I dislike when people make snarky or callous remarks about Gia, like she deserved to die or something because of her recklessness. Yes, Gia was a MESS, but she certainly wasn't the only one in that troubled place and time. Gia wasn't the only model who used drugs, she wasn't the only model who had a bad reputation or showed up late, if at all. Gia was just rather, unlucky. But definitely not unique when it came to self destructiveness. There were plenty other girls who were just as physiologically messed up as Gia was, AND THEN SOME! Some models even committed suicide. Gia was not the only girl in the business with serious mental issues and inner demons. They almost want to make it seem like Gia was some big ole Italian, Lesbian junkie who was beautiful yet tragically careless, which is not true. There were times when Gia was surprisingly very boring to be around. She wasn't that intelligent, she wasn't "too good for this world". Gia was just at the right place at the right time, and then at the wrong place at the wrong time, basically.

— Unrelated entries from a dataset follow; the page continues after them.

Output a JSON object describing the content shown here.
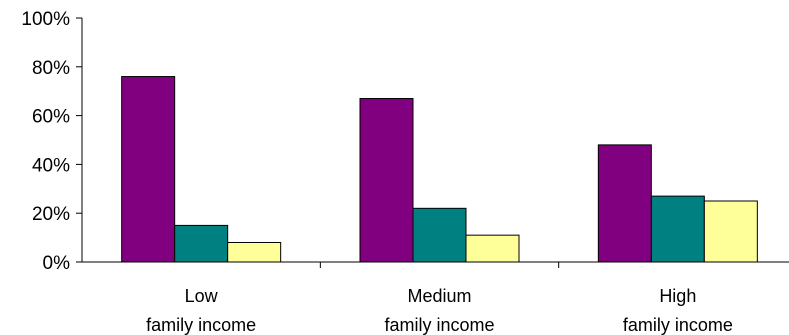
{
  "chart_data": {
    "type": "bar",
    "categories": [
      [
        "Low",
        "family income"
      ],
      [
        "Medium",
        "family income"
      ],
      [
        "High",
        "family income"
      ]
    ],
    "series": [
      {
        "color": "#800080",
        "values": [
          76,
          67,
          48
        ]
      },
      {
        "color": "#008080",
        "values": [
          15,
          22,
          27
        ]
      },
      {
        "color": "#FFFF99",
        "values": [
          8,
          11,
          25
        ]
      }
    ],
    "ylim": [
      0,
      100
    ],
    "yticks": [
      0,
      20,
      40,
      60,
      80,
      100
    ],
    "ytick_labels": [
      "0%",
      "20%",
      "40%",
      "60%",
      "80%",
      "100%"
    ],
    "grid": false,
    "legend": "none"
  }
}
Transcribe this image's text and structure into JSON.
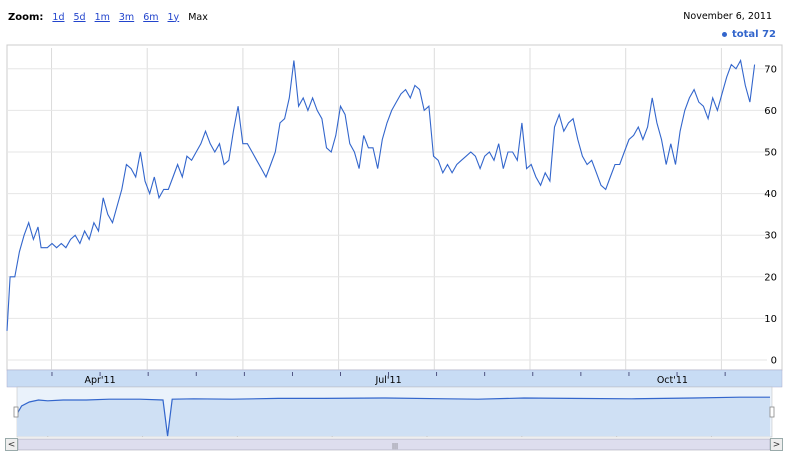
{
  "zoom": {
    "label": "Zoom:",
    "options": [
      "1d",
      "5d",
      "1m",
      "3m",
      "6m",
      "1y"
    ],
    "max": "Max"
  },
  "date": "November 6, 2011",
  "legend": {
    "label": "total 72",
    "color": "#3366cc"
  },
  "navigator": {
    "months": [
      "Apr'11",
      "Jul'11",
      "Oct'11"
    ]
  },
  "scrollbar": {
    "left_label": "<",
    "right_label": ">",
    "thumb_label": "|||"
  },
  "chart_data": {
    "type": "line",
    "series": [
      {
        "name": "total",
        "color": "#3366cc",
        "points": [
          [
            0,
            7
          ],
          [
            2,
            20
          ],
          [
            5,
            20
          ],
          [
            8,
            26
          ],
          [
            11,
            30
          ],
          [
            14,
            33
          ],
          [
            17,
            29
          ],
          [
            20,
            32
          ],
          [
            22,
            27
          ],
          [
            26,
            27
          ],
          [
            29,
            28
          ],
          [
            32,
            27
          ],
          [
            35,
            28
          ],
          [
            38,
            27
          ],
          [
            41,
            29
          ],
          [
            44,
            30
          ],
          [
            47,
            28
          ],
          [
            50,
            31
          ],
          [
            53,
            29
          ],
          [
            56,
            33
          ],
          [
            59,
            31
          ],
          [
            62,
            39
          ],
          [
            65,
            35
          ],
          [
            68,
            33
          ],
          [
            71,
            37
          ],
          [
            74,
            41
          ],
          [
            77,
            47
          ],
          [
            80,
            46
          ],
          [
            83,
            44
          ],
          [
            86,
            50
          ],
          [
            89,
            43
          ],
          [
            92,
            40
          ],
          [
            95,
            44
          ],
          [
            98,
            39
          ],
          [
            101,
            41
          ],
          [
            104,
            41
          ],
          [
            107,
            44
          ],
          [
            110,
            47
          ],
          [
            113,
            44
          ],
          [
            116,
            49
          ],
          [
            119,
            48
          ],
          [
            122,
            50
          ],
          [
            125,
            52
          ],
          [
            128,
            55
          ],
          [
            131,
            52
          ],
          [
            134,
            50
          ],
          [
            137,
            52
          ],
          [
            140,
            47
          ],
          [
            143,
            48
          ],
          [
            146,
            55
          ],
          [
            149,
            61
          ],
          [
            152,
            52
          ],
          [
            155,
            52
          ],
          [
            158,
            50
          ],
          [
            161,
            48
          ],
          [
            164,
            46
          ],
          [
            167,
            44
          ],
          [
            170,
            47
          ],
          [
            173,
            50
          ],
          [
            176,
            57
          ],
          [
            179,
            58
          ],
          [
            182,
            63
          ],
          [
            185,
            72
          ],
          [
            188,
            61
          ],
          [
            191,
            63
          ],
          [
            194,
            60
          ],
          [
            197,
            63
          ],
          [
            200,
            60
          ],
          [
            203,
            58
          ],
          [
            206,
            51
          ],
          [
            209,
            50
          ],
          [
            212,
            54
          ],
          [
            215,
            61
          ],
          [
            218,
            59
          ],
          [
            221,
            52
          ],
          [
            224,
            50
          ],
          [
            227,
            46
          ],
          [
            230,
            54
          ],
          [
            233,
            51
          ],
          [
            236,
            51
          ],
          [
            239,
            46
          ],
          [
            242,
            53
          ],
          [
            245,
            57
          ],
          [
            248,
            60
          ],
          [
            251,
            62
          ],
          [
            254,
            64
          ],
          [
            257,
            65
          ],
          [
            260,
            63
          ],
          [
            263,
            66
          ],
          [
            266,
            65
          ],
          [
            269,
            60
          ],
          [
            272,
            61
          ],
          [
            275,
            49
          ],
          [
            278,
            48
          ],
          [
            281,
            45
          ],
          [
            284,
            47
          ],
          [
            287,
            45
          ],
          [
            290,
            47
          ],
          [
            293,
            48
          ],
          [
            296,
            49
          ],
          [
            299,
            50
          ],
          [
            302,
            49
          ],
          [
            305,
            46
          ],
          [
            308,
            49
          ],
          [
            311,
            50
          ],
          [
            314,
            48
          ],
          [
            317,
            52
          ],
          [
            320,
            46
          ],
          [
            323,
            50
          ],
          [
            326,
            50
          ],
          [
            329,
            48
          ],
          [
            332,
            57
          ],
          [
            335,
            46
          ],
          [
            338,
            47
          ],
          [
            341,
            44
          ],
          [
            344,
            42
          ],
          [
            347,
            45
          ],
          [
            350,
            43
          ],
          [
            353,
            56
          ],
          [
            356,
            59
          ],
          [
            359,
            55
          ],
          [
            362,
            57
          ],
          [
            365,
            58
          ],
          [
            368,
            53
          ],
          [
            371,
            49
          ],
          [
            374,
            47
          ],
          [
            377,
            48
          ],
          [
            380,
            45
          ],
          [
            383,
            42
          ],
          [
            386,
            41
          ],
          [
            389,
            44
          ],
          [
            392,
            47
          ],
          [
            395,
            47
          ],
          [
            398,
            50
          ],
          [
            401,
            53
          ],
          [
            404,
            54
          ],
          [
            407,
            56
          ],
          [
            410,
            53
          ],
          [
            413,
            56
          ],
          [
            416,
            63
          ],
          [
            419,
            57
          ],
          [
            422,
            53
          ],
          [
            425,
            47
          ],
          [
            428,
            52
          ],
          [
            431,
            47
          ],
          [
            434,
            55
          ],
          [
            437,
            60
          ],
          [
            440,
            63
          ],
          [
            443,
            65
          ],
          [
            446,
            62
          ],
          [
            449,
            61
          ],
          [
            452,
            58
          ],
          [
            455,
            63
          ],
          [
            458,
            60
          ],
          [
            461,
            64
          ],
          [
            464,
            68
          ],
          [
            467,
            71
          ],
          [
            470,
            70
          ],
          [
            473,
            72
          ],
          [
            476,
            66
          ],
          [
            479,
            62
          ],
          [
            482,
            71
          ]
        ]
      }
    ],
    "xlim": [
      0,
      490
    ],
    "ylim": [
      0,
      75
    ],
    "yticks": [
      0,
      10,
      20,
      30,
      40,
      50,
      60,
      70
    ],
    "xticks": [
      {
        "x": 60,
        "label": "Apr'11"
      },
      {
        "x": 246,
        "label": "Jul'11"
      },
      {
        "x": 429,
        "label": "Oct'11"
      }
    ],
    "grid": true,
    "navigator_profile": [
      [
        0,
        0.55
      ],
      [
        3,
        0.75
      ],
      [
        8,
        0.85
      ],
      [
        14,
        0.9
      ],
      [
        20,
        0.88
      ],
      [
        30,
        0.9
      ],
      [
        45,
        0.9
      ],
      [
        60,
        0.92
      ],
      [
        80,
        0.92
      ],
      [
        95,
        0.9
      ],
      [
        98,
        0.0
      ],
      [
        101,
        0.92
      ],
      [
        115,
        0.93
      ],
      [
        140,
        0.92
      ],
      [
        170,
        0.94
      ],
      [
        200,
        0.94
      ],
      [
        240,
        0.95
      ],
      [
        280,
        0.93
      ],
      [
        300,
        0.92
      ],
      [
        330,
        0.95
      ],
      [
        360,
        0.94
      ],
      [
        400,
        0.93
      ],
      [
        440,
        0.95
      ],
      [
        470,
        0.97
      ],
      [
        490,
        0.97
      ]
    ]
  }
}
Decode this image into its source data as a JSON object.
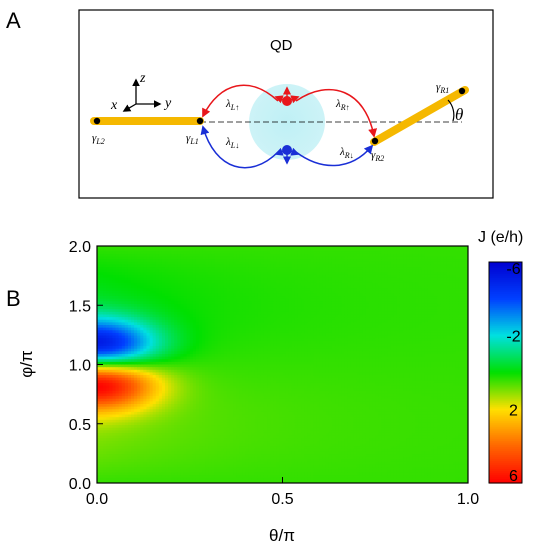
{
  "panel_a": {
    "label": "A",
    "qd_label": "QD",
    "axes": {
      "x": "x",
      "y": "y",
      "z": "z"
    },
    "angle_symbol": "θ",
    "gamma": {
      "L2": {
        "sym": "γ",
        "sub": "L2"
      },
      "L1": {
        "sym": "γ",
        "sub": "L1"
      },
      "R1": {
        "sym": "γ",
        "sub": "R1"
      },
      "R2": {
        "sym": "γ",
        "sub": "R2"
      }
    },
    "lambda": {
      "L_up": {
        "sym": "λ",
        "sub": "L↑"
      },
      "R_up": {
        "sym": "λ",
        "sub": "R↑"
      },
      "L_down": {
        "sym": "λ",
        "sub": "L↓"
      },
      "R_down": {
        "sym": "λ",
        "sub": "R↓"
      }
    },
    "colors": {
      "wire": "#f5b800",
      "dot_cloud": "#bff0f5",
      "up": "#e8161b",
      "down": "#1a2fd6"
    }
  },
  "panel_b": {
    "label": "B",
    "chart_data": {
      "type": "heatmap",
      "xlabel": "θ/π",
      "ylabel": "φ/π",
      "xlim": [
        0.0,
        1.0
      ],
      "ylim": [
        0.0,
        2.0
      ],
      "x_ticks": [
        "0.0",
        "0.5",
        "1.0"
      ],
      "y_ticks": [
        "0.0",
        "0.5",
        "1.0",
        "1.5",
        "2.0"
      ],
      "colorbar": {
        "title": "J (e/h)",
        "range": [
          -6,
          6
        ],
        "ticks": [
          "-6",
          "-2",
          "2",
          "6"
        ],
        "colormap": [
          "#ff0000",
          "#ff6600",
          "#ffe000",
          "#00e000",
          "#00e0e0",
          "#0040ff",
          "#0000d0"
        ]
      },
      "features": [
        {
          "name": "positive lobe",
          "peak_theta": 0.0,
          "peak_phi": 0.85,
          "peak_J": 6
        },
        {
          "name": "negative lobe",
          "peak_theta": 0.0,
          "peak_phi": 1.15,
          "peak_J": -6
        }
      ],
      "background_J": 0.4
    }
  }
}
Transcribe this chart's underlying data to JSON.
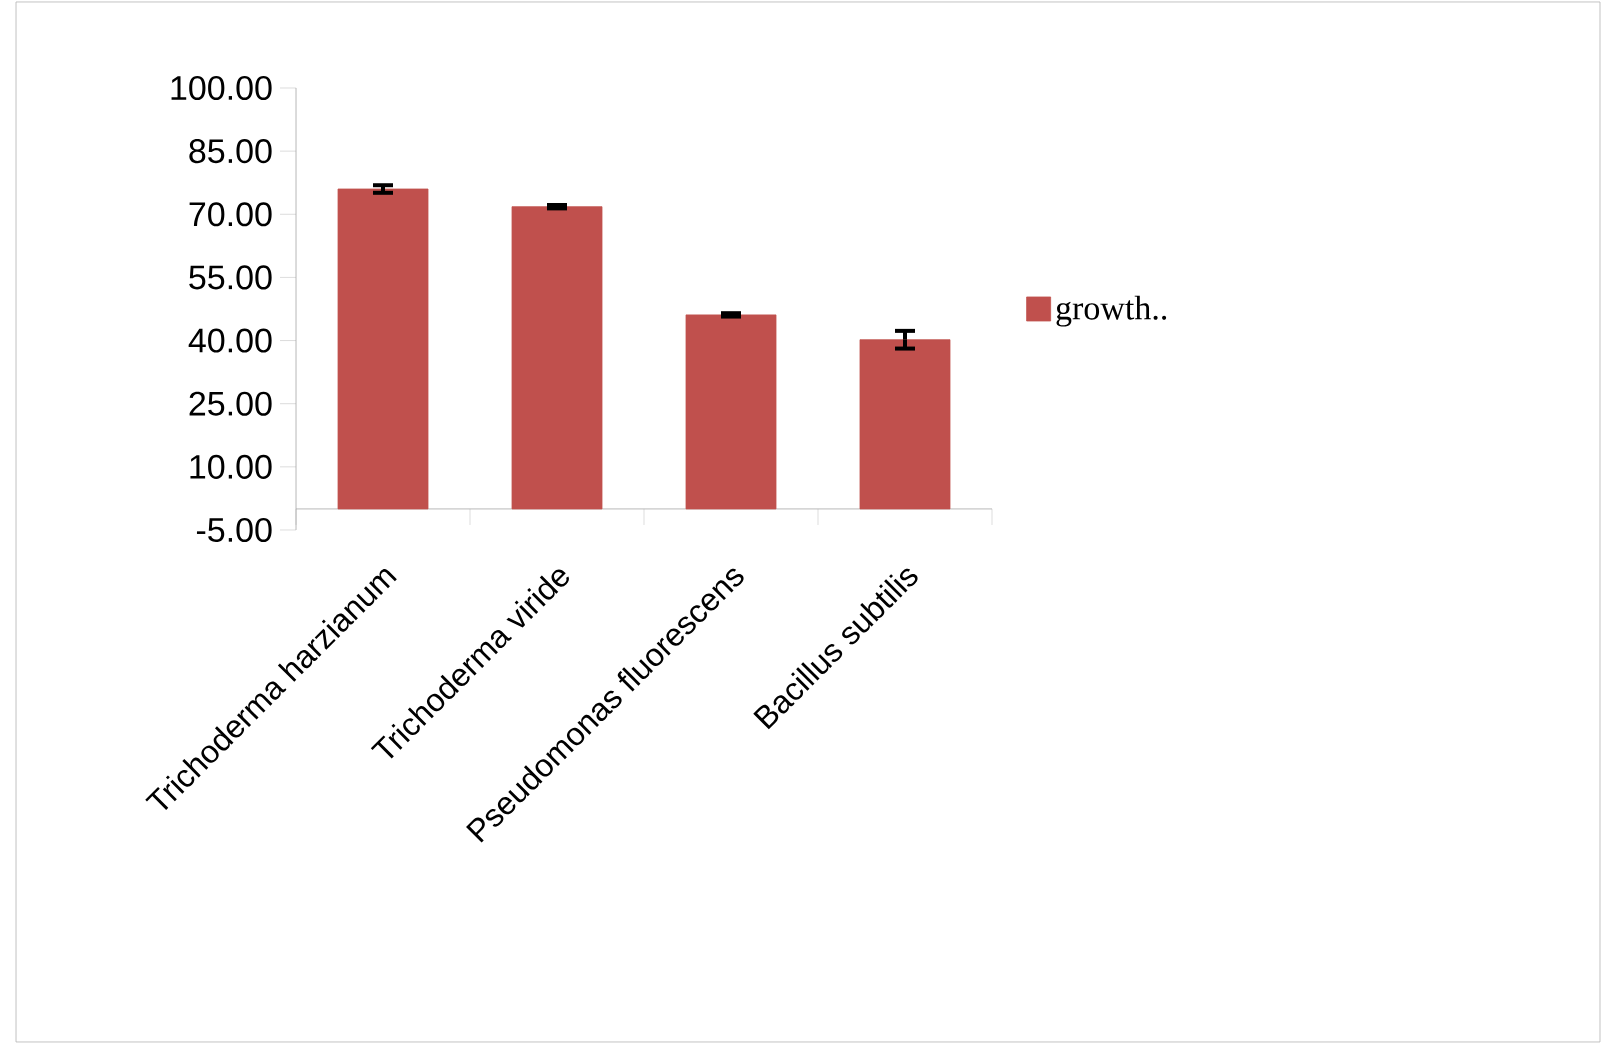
{
  "chart_data": {
    "type": "bar",
    "categories": [
      "Trichoderma harzianum",
      "Trichoderma viride",
      "Pseudomonas fluorescens",
      "Bacillus subtilis"
    ],
    "series": [
      {
        "name": "growth..",
        "color": "#c0504d",
        "values": [
          76.0,
          71.8,
          46.1,
          40.2
        ],
        "errors": [
          0.9,
          0.4,
          0.4,
          2.1
        ]
      }
    ],
    "ylim": [
      -5,
      100
    ],
    "yticks": [
      {
        "value": -5,
        "label": "-5.00"
      },
      {
        "value": 10,
        "label": "10.00"
      },
      {
        "value": 25,
        "label": "25.00"
      },
      {
        "value": 40,
        "label": "40.00"
      },
      {
        "value": 55,
        "label": "55.00"
      },
      {
        "value": 70,
        "label": "70.00"
      },
      {
        "value": 85,
        "label": "85.00"
      },
      {
        "value": 100,
        "label": "100.00"
      }
    ],
    "legend": "right"
  }
}
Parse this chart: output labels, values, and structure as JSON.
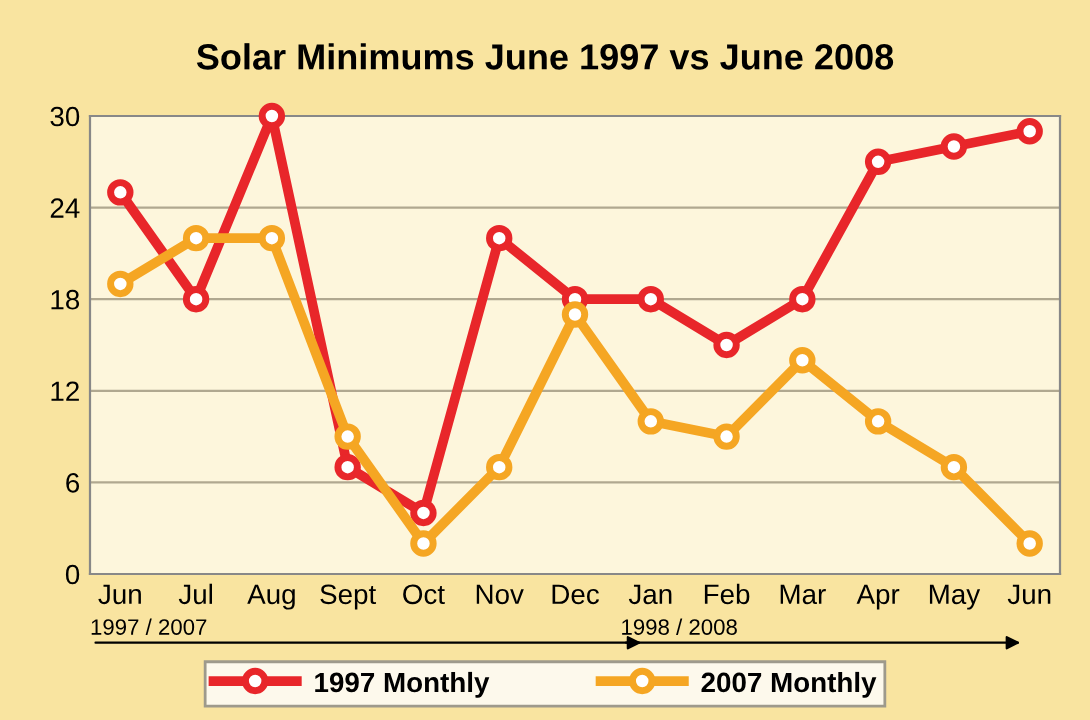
{
  "chart_data": {
    "type": "line",
    "title": "Solar Minimums June 1997 vs June 2008",
    "categories": [
      "Jun",
      "Jul",
      "Aug",
      "Sept",
      "Oct",
      "Nov",
      "Dec",
      "Jan",
      "Feb",
      "Mar",
      "Apr",
      "May",
      "Jun"
    ],
    "series": [
      {
        "name": "1997 Monthly",
        "color": "#e8262a",
        "values": [
          25,
          18,
          30,
          7,
          4,
          22,
          18,
          18,
          15,
          18,
          27,
          28,
          29
        ]
      },
      {
        "name": "2007 Monthly",
        "color": "#f5a623",
        "values": [
          19,
          22,
          22,
          9,
          2,
          7,
          17,
          10,
          9,
          14,
          10,
          7,
          2
        ]
      }
    ],
    "ylim": [
      0,
      30
    ],
    "yticks": [
      0,
      6,
      12,
      18,
      24,
      30
    ],
    "grid": "y",
    "legend": "bottom",
    "marker": "circle",
    "line_style": "solid",
    "annotations": [
      "1997 / 2007",
      "1998 / 2008"
    ]
  }
}
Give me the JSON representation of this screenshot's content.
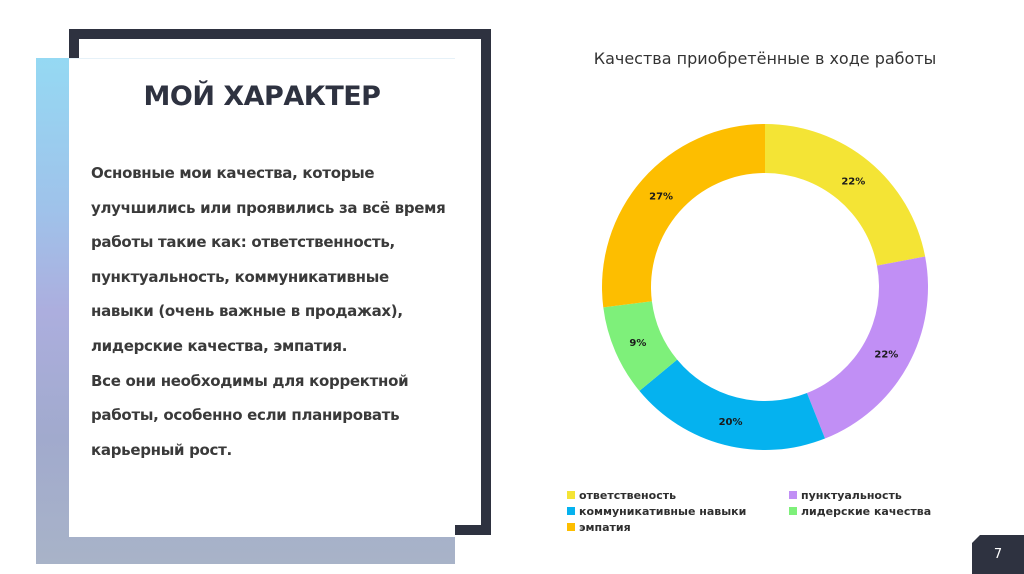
{
  "slide": {
    "title": "МОЙ ХАРАКТЕР",
    "body_lines": [
      "Основные мои качества, которые",
      "улучшились или проявились за всё время",
      "работы такие как: ответственность,",
      "пунктуальность, коммуникативные",
      "навыки (очень важные в продажах),",
      "лидерские качества, эмпатия.",
      "Все они необходимы для корректной",
      "работы, особенно если планировать",
      "карьерный рост."
    ],
    "page_number": "7"
  },
  "colors": {
    "frame": "#2e3240",
    "gradient_top": "#95d9f3",
    "gradient_mid": "#acaede",
    "gradient_bottom": "#a8b3c8"
  },
  "chart_data": {
    "type": "pie",
    "variant": "donut",
    "title": "Качества приобретённые в ходе работы",
    "categories": [
      "ответственость",
      "пунктуальность",
      "коммуникативные навыки",
      "лидерские качества",
      "эмпатия"
    ],
    "values": [
      22,
      22,
      20,
      9,
      27
    ],
    "labels": [
      "22%",
      "22%",
      "20%",
      "9%",
      "27%"
    ],
    "unit": "%",
    "colors": [
      "#f4e435",
      "#c18ff5",
      "#05b2ef",
      "#7ef07a",
      "#fdbe00"
    ],
    "start_angle": "12 o'clock, clockwise",
    "legend_position": "bottom",
    "legend": [
      {
        "label": "ответственость",
        "color": "#f4e435"
      },
      {
        "label": "пунктуальность",
        "color": "#c18ff5"
      },
      {
        "label": "коммуникативные навыки",
        "color": "#05b2ef"
      },
      {
        "label": "лидерские качества",
        "color": "#7ef07a"
      },
      {
        "label": "эмпатия",
        "color": "#fdbe00"
      }
    ]
  }
}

In the end, it didn't matter how beautiful Gia was, like many of the lost souls in that drug infested era, there was no happy ending for her. She didn't have a chance from the start.

Back then people in that circle were dying like flies when the AIDs first hit, there were deaths weekly! Gia was NOT the only one who got infected. A lot of good people who didn't deserve to die did die because of this virus. So much wasted talent! And because there was no medication for it then, it was a really horrific demise. It really was something that a lot of us couldn't comprehend, it was scary! Looking back, it still haunts me. And it was worse for Gia to have AIDs because she was gay, and back then people were not as educated about the virus as they are today.

This movie lacks the in depth truth about Gia's life struggles and the people and retionships around her. It does not portray Gia in an accurate light. Skip this film, you're being lied to, read the book "Thing of Beauty" by Stephen Fried instead.